A waitress serves drinks during a Friday happy

A waitress serves drinks during a Friday happy hour at Four Food Studio. (June 11, 2010) Credit: Newsday / Rebecca Cooney

It's just you and some friends gathered around the fire pit, oblivious to the whiz of traffic and the sight of surrounding office buildings. What matters is that you've got toes wiggling in the sand, a Margarita in one hand, a slider in the other. Who cares if there's no ocean in sight?

Thanks to a few resourceful restaurateurs, a beach can pop up just about anywhere on Long Island. All that's necessary is sand and a summery imagination.

Here are three places where the owners defied Mother Nature and made "beaches" of their own.

 

FOUR FOOD STUDIO

515 Broadhollow Rd., Suite 400, Melville

INFO 631-577-4444, fourfoodstudio.com

THE BEACH This year, partner Jay Grossman's summer revamp was skewed toward "a resort-type feel." The view of the Route 110 corridor is minimized by the new outdoor wood deck (or "boardwalk") shaded by a billowy white awning. Enclaves are filled with local-origin sand and have inflatable, white-tufted couches and coffee-table fire pits. Potted palm-like plants add to the ambience.

THE SCENE At lunch, a business crowd settles into canvas deck chairs under the awning. Later, out on the sand, happy hour evolves into a late-night club scene for a set that's mostly over 35. There's often a DJ, and dancing in the sand.

THE FARE From chef Ben Durham's seasonally driven New American menu, you might get a lobster roll or Thai beef salad at lunch and, at dinner, prosciutto-wrapped cod or lobster pasta. The cocktail-hour crowd might be sipping a "candy shop" watermelon martini or classic mojito and, perhaps, nibbling on flatbread. Late-night groups usually opt for bottle service and something communal, like a seafood tower.

 

POP'S SEAFOOD SHACK & GRILL

15 Railroad Place, Island Park

INFO 516-432-7677, popsseafoodshack.com

THE BEACH Owner George Voutsinas Jr. aimed to make his restaurant's marina-side location into the emotional equivalent of a vacation. He brought in lots of sand -- a blend of Long Island and New Jersey varieties -- and, every year, puts in new palm trees. Because there's also docking, many people assume the beach is nature's doing.
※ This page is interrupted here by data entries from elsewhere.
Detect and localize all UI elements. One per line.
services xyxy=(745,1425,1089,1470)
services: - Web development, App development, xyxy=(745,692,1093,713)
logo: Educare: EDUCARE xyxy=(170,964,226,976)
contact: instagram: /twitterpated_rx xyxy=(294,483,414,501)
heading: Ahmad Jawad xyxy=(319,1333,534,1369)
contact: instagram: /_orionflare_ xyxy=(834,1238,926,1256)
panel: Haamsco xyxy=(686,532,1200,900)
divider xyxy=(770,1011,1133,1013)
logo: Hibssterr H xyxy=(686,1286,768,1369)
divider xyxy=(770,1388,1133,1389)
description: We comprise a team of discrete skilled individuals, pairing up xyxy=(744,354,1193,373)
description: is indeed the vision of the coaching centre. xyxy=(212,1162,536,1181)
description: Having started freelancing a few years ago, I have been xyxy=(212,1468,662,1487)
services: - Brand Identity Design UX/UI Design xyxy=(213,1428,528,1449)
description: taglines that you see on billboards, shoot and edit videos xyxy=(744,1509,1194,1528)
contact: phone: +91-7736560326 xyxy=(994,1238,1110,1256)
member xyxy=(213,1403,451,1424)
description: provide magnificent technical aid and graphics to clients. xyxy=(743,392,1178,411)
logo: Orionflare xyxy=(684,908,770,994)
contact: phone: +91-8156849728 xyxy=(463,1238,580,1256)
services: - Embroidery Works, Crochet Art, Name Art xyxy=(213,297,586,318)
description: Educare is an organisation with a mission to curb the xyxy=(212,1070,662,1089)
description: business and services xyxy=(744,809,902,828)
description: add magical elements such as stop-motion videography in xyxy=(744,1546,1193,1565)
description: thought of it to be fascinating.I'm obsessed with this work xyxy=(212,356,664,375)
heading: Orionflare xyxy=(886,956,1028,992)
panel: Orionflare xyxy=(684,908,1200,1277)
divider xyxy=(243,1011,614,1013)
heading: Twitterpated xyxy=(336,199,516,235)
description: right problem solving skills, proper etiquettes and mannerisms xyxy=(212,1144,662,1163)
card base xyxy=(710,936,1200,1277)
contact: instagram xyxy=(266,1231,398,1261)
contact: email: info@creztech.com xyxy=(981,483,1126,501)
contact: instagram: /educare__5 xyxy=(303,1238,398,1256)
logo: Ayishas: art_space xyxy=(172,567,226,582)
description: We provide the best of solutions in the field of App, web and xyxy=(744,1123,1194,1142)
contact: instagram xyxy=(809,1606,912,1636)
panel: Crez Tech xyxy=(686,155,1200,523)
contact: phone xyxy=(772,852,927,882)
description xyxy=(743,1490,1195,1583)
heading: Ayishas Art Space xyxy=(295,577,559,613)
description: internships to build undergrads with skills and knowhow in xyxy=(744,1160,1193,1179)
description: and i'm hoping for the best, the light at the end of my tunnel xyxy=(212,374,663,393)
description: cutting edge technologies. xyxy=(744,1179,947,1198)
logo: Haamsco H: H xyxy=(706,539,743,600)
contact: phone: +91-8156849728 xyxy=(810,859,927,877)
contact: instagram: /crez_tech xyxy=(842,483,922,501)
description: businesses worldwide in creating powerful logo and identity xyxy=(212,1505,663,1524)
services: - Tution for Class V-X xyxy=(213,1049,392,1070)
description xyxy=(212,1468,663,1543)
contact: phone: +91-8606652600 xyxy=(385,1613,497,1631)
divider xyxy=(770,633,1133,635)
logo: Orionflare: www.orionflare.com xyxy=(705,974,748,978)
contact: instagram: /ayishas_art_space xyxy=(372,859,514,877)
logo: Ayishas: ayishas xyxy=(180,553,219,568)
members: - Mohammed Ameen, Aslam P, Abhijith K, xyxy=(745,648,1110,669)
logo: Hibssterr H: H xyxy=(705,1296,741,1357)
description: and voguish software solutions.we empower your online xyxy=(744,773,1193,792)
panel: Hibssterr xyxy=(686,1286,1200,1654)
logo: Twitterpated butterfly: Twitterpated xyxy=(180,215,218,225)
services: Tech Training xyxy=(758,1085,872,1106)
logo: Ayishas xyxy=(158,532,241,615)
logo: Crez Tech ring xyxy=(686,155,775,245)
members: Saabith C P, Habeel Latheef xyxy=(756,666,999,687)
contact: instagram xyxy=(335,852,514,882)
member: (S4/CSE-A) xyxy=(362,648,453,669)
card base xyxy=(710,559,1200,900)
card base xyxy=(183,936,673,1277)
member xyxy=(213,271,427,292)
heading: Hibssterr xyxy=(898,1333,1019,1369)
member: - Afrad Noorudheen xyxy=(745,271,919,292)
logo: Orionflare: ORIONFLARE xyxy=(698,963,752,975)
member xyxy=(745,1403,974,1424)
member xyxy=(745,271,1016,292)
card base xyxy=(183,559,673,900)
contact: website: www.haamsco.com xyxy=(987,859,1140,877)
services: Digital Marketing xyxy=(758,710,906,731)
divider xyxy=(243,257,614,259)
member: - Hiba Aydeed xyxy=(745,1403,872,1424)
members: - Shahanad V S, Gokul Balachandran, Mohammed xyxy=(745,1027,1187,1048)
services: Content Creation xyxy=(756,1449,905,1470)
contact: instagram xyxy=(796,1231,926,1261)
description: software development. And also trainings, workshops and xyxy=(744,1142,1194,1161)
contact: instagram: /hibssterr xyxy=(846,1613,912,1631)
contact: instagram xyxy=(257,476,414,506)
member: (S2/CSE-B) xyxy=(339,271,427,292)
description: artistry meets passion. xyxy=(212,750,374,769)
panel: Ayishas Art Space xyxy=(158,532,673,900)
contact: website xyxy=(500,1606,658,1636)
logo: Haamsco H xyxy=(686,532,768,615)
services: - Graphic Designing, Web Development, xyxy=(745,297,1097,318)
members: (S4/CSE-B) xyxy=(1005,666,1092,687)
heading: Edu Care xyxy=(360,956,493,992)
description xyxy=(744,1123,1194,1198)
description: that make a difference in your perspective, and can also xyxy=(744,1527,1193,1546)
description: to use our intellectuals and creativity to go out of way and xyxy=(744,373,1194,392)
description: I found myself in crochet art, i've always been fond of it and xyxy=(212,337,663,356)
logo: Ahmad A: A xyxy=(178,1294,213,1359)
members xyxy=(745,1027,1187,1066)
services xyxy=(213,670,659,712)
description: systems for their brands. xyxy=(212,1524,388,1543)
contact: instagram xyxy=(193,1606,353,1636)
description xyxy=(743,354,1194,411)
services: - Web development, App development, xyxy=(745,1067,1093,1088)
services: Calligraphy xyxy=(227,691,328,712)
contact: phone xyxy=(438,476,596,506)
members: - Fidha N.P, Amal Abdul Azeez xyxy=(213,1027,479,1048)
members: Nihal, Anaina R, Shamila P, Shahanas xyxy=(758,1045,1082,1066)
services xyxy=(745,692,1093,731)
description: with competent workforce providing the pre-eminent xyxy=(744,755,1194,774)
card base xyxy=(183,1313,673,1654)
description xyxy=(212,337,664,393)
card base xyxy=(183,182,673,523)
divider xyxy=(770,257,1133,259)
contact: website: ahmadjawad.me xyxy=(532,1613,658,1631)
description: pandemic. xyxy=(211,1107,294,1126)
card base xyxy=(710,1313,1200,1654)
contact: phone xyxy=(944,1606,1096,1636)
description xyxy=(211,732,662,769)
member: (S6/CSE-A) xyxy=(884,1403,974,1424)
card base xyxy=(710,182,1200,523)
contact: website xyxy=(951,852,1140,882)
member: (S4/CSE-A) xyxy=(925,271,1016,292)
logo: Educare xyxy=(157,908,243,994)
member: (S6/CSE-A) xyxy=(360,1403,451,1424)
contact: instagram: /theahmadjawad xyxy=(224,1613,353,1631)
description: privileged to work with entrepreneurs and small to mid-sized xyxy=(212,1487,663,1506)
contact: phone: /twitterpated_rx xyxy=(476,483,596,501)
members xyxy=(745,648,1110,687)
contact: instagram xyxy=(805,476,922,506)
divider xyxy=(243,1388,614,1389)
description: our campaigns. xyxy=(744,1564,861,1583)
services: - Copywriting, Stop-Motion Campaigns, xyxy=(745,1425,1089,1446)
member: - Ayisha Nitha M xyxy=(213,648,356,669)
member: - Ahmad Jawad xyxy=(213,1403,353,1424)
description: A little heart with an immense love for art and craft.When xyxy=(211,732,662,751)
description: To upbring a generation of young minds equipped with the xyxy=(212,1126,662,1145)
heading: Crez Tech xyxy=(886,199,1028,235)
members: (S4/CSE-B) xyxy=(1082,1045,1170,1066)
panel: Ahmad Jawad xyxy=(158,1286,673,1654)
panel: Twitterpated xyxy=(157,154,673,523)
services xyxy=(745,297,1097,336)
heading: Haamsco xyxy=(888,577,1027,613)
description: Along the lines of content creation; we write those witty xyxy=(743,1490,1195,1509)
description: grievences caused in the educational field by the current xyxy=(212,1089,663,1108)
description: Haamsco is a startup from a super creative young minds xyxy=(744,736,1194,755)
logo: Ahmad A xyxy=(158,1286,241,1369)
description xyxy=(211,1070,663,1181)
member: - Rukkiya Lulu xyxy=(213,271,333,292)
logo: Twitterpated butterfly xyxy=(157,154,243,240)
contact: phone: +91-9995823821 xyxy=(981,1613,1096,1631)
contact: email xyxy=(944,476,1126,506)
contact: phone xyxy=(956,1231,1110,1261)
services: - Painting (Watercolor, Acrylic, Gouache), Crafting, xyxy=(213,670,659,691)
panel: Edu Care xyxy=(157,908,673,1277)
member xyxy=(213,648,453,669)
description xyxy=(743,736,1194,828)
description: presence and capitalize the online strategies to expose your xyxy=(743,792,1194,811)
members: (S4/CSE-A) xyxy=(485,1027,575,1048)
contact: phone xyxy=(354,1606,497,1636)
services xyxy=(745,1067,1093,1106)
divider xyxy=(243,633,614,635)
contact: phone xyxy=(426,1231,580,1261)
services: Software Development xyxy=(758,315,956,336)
THE SCENE A crowd, mostly in their 30s, converges around the restaurant's eight fire pits to eat, drink and socialize. Some nights, there are DJs and dance parties. On Sundays, a family crowd comes for live reggae that starts in the afternoon and runs into early evening.

THE FARE Chef Axell Uruttia's menu offers such dishes as a warm New England lobster roll, and fish and chips; you also could hit the outdoor Cranky Clam Bar for littlenecks or oysters on the half shell, ideal with a Margarita or mojito.

 

OFF KEY TIKKI

31 Baker Place, Patchogue

INFO 631-475-1723, offkeytikki.com

THE BEACH When owner Mike Bruemmer was about to build his faux beach, he inspected about 50 pails of sand before alighting on the "brightest and whitest" from the Gulf of Mexico. On the sand, you can relax in one of the 40 or so Adirondack chairs.

THE SCENE The crowd is generally older than 30 -- and, says Bruemmer, predominantly female. There's a relaxed, Key West vibe with live music and barefoot dancing. As on Key West, Sunday sunset parties are a ritual.

THE FARE To drink, there are such libations as a "sexy sand-sation" (involving both raspberry and passion fruit vodkas) and a "loaded" Margarita. Beach eating involves mainly finger foods, such as vegetable spring rolls and Thai calamari.